The Prime Minister of France, Gabriel Attal, announced this Friday afternoon (26), in a meeting with farmers in the Toulouse region, in the south, a series of measures meeting the demands of “angry farmers”, as they were nicknamed producers who have been demonstrating against the government in recent days.
Hours later, however, the president of FNSEA (National Federation of Farmers’ Unions), the country’s largest agricultural union, stated that he and his peers were not satisfied. “We have made the decision to continue this mobilization,” Arnaud Rousseau told TF1 television channel.
“The Prime Minister’s announcements do not answer all the questions we have asked. There are many demands that he has not responded to. What was said tonight does not calm the anger, we need to go further,” said Rousseau.
The main measure taken by the government to acquiesce farmers was the end of the gradual increase in the tax on GNR (gasoil non routier), or non-road diesel, mandatory fuel for agricultural machinery in the country.
Her announcement was made by Attal in person, in a corral on a farm in Montastruc-de-Salies, near the Spanish border, under the eyes of at least 36 cows and with a pile of hay serving as his pulpit.
“We are going to stop this trajectory of increasing the GNR,” said Attal, thus giving in to one of the farmers’ main demands. The legislation in force under Emmanuel Macron’s government establishes —or established— an annual increase in this tax until January 2030.
The system works like this: the farmer buys a liter of GNR for €1.29 (R$6.88), of which €0.25 (R$0.33) is tax. After the purchase, he can request a refund of the fees and receive back around €0.18 (R$0.96).

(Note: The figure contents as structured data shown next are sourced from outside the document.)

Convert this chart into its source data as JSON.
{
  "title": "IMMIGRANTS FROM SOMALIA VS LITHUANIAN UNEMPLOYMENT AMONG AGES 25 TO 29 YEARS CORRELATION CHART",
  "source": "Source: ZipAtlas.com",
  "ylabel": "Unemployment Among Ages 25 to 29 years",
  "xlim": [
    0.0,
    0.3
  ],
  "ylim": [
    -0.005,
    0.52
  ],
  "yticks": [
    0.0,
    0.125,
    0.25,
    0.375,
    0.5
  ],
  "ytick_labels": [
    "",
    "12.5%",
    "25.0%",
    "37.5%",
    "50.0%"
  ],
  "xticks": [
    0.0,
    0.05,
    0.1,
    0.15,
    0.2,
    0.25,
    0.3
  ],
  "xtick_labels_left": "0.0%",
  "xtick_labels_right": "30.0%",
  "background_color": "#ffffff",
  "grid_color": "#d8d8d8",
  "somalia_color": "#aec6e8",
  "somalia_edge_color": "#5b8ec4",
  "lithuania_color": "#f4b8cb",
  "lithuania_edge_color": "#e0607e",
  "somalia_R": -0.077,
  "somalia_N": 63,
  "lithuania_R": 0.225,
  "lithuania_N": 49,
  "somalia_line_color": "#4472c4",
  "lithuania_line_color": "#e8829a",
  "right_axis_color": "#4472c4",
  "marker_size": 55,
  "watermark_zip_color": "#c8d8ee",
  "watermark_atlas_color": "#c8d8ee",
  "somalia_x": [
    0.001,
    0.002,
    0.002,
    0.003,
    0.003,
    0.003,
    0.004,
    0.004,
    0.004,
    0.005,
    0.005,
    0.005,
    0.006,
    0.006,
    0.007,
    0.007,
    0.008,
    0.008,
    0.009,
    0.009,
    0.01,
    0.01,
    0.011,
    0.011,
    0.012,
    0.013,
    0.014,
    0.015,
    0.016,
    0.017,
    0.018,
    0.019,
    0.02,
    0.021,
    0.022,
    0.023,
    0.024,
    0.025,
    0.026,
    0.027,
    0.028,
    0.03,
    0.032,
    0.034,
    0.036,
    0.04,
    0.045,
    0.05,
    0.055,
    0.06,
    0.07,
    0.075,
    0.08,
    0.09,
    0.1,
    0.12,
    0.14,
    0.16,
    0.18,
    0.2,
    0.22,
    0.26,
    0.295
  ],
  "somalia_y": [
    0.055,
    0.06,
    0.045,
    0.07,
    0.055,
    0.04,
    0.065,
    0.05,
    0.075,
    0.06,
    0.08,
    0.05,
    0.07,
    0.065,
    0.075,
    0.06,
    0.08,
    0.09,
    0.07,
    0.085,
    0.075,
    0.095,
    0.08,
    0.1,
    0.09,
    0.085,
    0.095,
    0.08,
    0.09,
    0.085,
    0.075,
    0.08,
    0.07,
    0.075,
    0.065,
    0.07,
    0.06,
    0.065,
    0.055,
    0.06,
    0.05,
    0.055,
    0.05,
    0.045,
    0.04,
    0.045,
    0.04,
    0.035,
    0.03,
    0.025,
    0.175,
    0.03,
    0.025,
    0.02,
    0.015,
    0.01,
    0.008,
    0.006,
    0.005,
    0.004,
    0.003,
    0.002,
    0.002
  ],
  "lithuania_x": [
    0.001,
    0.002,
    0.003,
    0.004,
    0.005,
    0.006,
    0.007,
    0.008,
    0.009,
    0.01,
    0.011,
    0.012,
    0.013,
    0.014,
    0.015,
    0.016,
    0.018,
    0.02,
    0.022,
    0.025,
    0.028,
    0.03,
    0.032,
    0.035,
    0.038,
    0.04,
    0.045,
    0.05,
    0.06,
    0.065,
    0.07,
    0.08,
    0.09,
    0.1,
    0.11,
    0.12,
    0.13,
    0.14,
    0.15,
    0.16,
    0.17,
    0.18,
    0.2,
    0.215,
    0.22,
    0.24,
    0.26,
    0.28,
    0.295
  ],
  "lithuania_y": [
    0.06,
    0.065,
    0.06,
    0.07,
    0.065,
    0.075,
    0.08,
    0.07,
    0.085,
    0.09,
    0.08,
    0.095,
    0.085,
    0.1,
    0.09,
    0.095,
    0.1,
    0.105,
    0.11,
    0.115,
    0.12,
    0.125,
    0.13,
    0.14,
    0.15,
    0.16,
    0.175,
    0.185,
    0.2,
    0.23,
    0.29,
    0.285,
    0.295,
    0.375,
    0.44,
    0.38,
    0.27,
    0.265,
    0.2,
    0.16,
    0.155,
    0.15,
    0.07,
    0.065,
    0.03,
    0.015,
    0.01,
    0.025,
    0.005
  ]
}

The current law — which sought to equate taxes on agricultural GNR with those charged on common fuel — provided for the reduction, year by year, of this amount to be reimbursed. Thus, if it were maintained until 2030, in that year the farmer would pay the same €0.25 in tax and receive back just €0.01 (R$0.05).
The Prime Minister also announced that, at least “until the summer” (June to August, in Europe), tax refunds will be deducted at the time of purchase, and no longer after receipt, in an attempt to simplify the process. . The exemption “will be made immediately,” he said.

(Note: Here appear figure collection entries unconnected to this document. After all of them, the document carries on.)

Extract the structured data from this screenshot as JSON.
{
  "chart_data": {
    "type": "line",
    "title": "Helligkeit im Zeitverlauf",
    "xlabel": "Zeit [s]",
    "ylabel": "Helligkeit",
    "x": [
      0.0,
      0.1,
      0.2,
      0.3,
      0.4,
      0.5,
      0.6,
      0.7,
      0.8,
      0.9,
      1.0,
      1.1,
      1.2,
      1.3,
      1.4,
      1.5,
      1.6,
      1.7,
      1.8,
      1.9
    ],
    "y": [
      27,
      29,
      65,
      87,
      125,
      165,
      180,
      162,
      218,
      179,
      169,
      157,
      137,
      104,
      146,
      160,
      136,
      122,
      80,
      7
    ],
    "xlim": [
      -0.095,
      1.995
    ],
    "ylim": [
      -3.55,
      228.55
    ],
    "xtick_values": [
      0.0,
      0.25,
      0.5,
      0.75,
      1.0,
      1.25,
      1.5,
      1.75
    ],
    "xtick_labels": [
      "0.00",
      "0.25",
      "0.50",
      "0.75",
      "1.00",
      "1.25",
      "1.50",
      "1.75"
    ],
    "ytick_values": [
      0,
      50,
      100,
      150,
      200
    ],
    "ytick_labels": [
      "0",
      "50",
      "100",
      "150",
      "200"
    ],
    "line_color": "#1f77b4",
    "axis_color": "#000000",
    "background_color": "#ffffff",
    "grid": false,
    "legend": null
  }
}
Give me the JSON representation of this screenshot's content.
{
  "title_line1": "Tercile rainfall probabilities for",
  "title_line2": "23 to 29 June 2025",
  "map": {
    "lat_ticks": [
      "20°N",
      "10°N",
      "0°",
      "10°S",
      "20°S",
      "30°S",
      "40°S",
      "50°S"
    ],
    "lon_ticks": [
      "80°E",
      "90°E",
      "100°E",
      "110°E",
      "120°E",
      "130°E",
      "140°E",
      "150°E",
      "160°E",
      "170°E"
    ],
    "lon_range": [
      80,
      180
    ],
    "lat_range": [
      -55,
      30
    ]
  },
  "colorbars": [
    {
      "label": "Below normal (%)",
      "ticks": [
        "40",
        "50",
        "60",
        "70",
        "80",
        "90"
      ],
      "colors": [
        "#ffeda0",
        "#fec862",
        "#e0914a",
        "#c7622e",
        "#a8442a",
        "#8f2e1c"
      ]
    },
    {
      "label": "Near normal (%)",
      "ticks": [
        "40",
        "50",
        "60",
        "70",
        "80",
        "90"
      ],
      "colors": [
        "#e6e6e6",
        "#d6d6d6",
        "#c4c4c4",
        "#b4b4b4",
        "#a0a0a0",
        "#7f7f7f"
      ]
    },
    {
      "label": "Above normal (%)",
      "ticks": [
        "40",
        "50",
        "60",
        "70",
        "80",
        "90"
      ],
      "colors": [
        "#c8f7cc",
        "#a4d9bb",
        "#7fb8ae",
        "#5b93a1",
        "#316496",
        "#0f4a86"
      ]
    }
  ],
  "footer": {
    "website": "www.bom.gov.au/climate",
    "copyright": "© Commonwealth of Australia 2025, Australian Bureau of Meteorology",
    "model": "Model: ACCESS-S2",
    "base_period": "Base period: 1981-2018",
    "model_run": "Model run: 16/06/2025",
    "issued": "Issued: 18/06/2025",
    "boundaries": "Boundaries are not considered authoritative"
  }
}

In his speech, Attal also criticized the European Union-Mercosur agreement, warning that France will not sign it. “I say it again here, very clearly: the President of the Republic has always opposed him, and we continue and will continue to do so.”
Mercosur and the EU have been negotiating this agreement for at least 20 years. Today, what prevents its signature are above all environmental issues. French farmers, however, complain that the text would favor South American agriculture and cause losses due to the risk of unfair competition. France is the largest agricultural producer in the European Union.
After the meeting, Gabriel Attal went to a roadblock on the A64 road. Nearby, in Agen, a dead wild boar was hung in front of a labor inspector’s office.
On the A13, which connects the northwest of the country to Paris, around 50 farmers warned even before the FNSEA president’s statement that they had not been moved by the announced measures and would continue to block the road for at least more tonight.
Jérôme Canival, who farms land in Surtauville, told Le Monde newspaper that going to Paris didn’t seem like a good idea. “I went there three times on a tractor, there’s no point. They’re great photos, but we’re just an attraction.” On the other hand, another farmer, Matteo Legrand, told the Reuters news agency that he was in favor of going to the capital “to show our anger, our complaints”.
According to a document seen by Reuters, the FNSEA plans to install 11 roadblocks on the main suburban axes around Paris, including the A6, A10 and A13 highways.
Earlier, Economy Minister Bruno Le Maire stated that “the central issue is farmers’ income”, adding that the government would guarantee fair prices for them.
Le Maire spent months pressuring food giants, such as Carrefour and Danone, to lower their prices for the end consumer, in an attempt to cope with rising inflation.
This has raised the ire of agricultural producers, who say they are facing financial difficulties and feel that their livelihoods are being threatened.
Now the minister has promised to be “merciless” with the same giants to help ensure adequate financial compensation for farmers.
With the European elections in June just a few months away, farmers’ outrage is a cause for concern for Macron, who fears the sector’s growing support for the far right ahead of the European Parliament elections. Marine Le Pen’s National Reunion party currently leads the polls with 29% of the vote, while Macron’s Renaissance party has 20% of the votes.